The last time he'd let her walk away from him, he'd hope Feng would take care of her. This time, Logan isn't sure what he expects. Relaxing back into his corner of the couch, he shrugs, and allows that wash of serotonin to continue. The concept of numbing euphoria is a tool he toys with but never applies, and even after a moment, he pulls his insidious touch back entirely to let it fade as it will, like blood rushing back into stressed skin.
"It's an interesting story, really. You and me. You should come back if you ever want to hear the details." Smoke curls around a cattish smile, pulls into his mouth in rhythm with a dry sounding chuckle.
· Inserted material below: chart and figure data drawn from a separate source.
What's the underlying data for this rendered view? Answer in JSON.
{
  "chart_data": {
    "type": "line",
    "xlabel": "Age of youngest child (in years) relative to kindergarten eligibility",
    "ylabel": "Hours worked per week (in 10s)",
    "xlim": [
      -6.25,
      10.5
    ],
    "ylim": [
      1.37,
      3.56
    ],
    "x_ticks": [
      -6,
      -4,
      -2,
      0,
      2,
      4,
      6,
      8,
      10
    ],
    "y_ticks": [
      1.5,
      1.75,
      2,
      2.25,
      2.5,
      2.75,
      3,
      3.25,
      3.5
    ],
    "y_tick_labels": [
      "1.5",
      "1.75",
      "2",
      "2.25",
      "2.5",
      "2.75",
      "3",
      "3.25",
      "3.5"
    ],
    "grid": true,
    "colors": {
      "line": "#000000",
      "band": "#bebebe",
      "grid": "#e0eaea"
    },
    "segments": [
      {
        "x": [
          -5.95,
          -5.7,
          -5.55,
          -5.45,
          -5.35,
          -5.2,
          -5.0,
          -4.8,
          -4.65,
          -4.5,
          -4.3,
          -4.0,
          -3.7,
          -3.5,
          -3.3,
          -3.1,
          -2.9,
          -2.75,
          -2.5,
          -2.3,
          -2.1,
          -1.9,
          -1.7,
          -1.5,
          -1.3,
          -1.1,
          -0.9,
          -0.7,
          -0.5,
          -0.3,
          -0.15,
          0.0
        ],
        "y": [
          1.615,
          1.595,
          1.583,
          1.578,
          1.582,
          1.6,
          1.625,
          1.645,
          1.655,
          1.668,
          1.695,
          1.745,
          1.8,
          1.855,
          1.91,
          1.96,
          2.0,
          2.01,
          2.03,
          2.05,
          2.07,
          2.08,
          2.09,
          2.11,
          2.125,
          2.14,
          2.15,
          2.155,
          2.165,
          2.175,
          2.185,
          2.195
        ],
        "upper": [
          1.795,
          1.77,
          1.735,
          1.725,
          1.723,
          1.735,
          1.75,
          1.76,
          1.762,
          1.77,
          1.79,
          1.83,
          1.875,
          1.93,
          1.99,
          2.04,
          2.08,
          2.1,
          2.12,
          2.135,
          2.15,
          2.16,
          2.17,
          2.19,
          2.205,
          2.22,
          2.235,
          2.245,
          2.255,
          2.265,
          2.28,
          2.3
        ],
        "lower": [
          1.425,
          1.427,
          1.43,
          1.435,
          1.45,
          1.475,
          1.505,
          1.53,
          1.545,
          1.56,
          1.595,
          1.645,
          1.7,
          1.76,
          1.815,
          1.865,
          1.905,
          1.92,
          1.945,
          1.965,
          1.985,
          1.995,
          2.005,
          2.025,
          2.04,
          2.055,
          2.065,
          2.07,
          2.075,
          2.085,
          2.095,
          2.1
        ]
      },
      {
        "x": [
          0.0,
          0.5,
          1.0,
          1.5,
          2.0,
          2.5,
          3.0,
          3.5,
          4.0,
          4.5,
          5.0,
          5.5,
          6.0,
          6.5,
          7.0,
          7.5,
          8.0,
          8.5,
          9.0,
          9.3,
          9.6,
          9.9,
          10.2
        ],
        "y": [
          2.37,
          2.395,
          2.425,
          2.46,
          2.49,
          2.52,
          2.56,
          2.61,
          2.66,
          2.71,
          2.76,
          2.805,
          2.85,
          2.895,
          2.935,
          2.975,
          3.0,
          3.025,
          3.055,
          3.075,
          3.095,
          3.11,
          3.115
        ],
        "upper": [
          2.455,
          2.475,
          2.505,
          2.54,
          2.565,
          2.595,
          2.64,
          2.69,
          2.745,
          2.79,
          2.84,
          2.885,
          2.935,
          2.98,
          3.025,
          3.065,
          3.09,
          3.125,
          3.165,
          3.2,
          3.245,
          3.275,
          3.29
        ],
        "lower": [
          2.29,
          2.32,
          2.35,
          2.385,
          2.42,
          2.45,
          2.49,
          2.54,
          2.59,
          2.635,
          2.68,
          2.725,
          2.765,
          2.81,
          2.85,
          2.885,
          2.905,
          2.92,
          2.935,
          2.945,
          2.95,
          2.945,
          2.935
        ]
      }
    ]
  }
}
Feng may still. If Logan is capable of cornering Eileen in a room, alone and unarmed, it is perhaps not much of a stretch to assume that her old allies could too, were they so inclined and aware of her vulnerabilities. She rises from the couch, apparently satisfied with the answers she's been provided, and reaches up with one lily-pale hand to adjust the collar of her coat before sinking it back into her pocket to retrieve her leather gloves.
"I may," she concedes, her demeanor gradually settling back into its earlier sullenness. "I appreciate you being candid with me, John."
His eyes narrow in a feigned smile, and he doesn't get up to show her out. The door is right there. "Logan," he blithely corrects, chin angling up as he steers his gaze towards her face. As if marveling at it and her polite demeanor. What a wonder. "Don't be a stranger, Ruskin."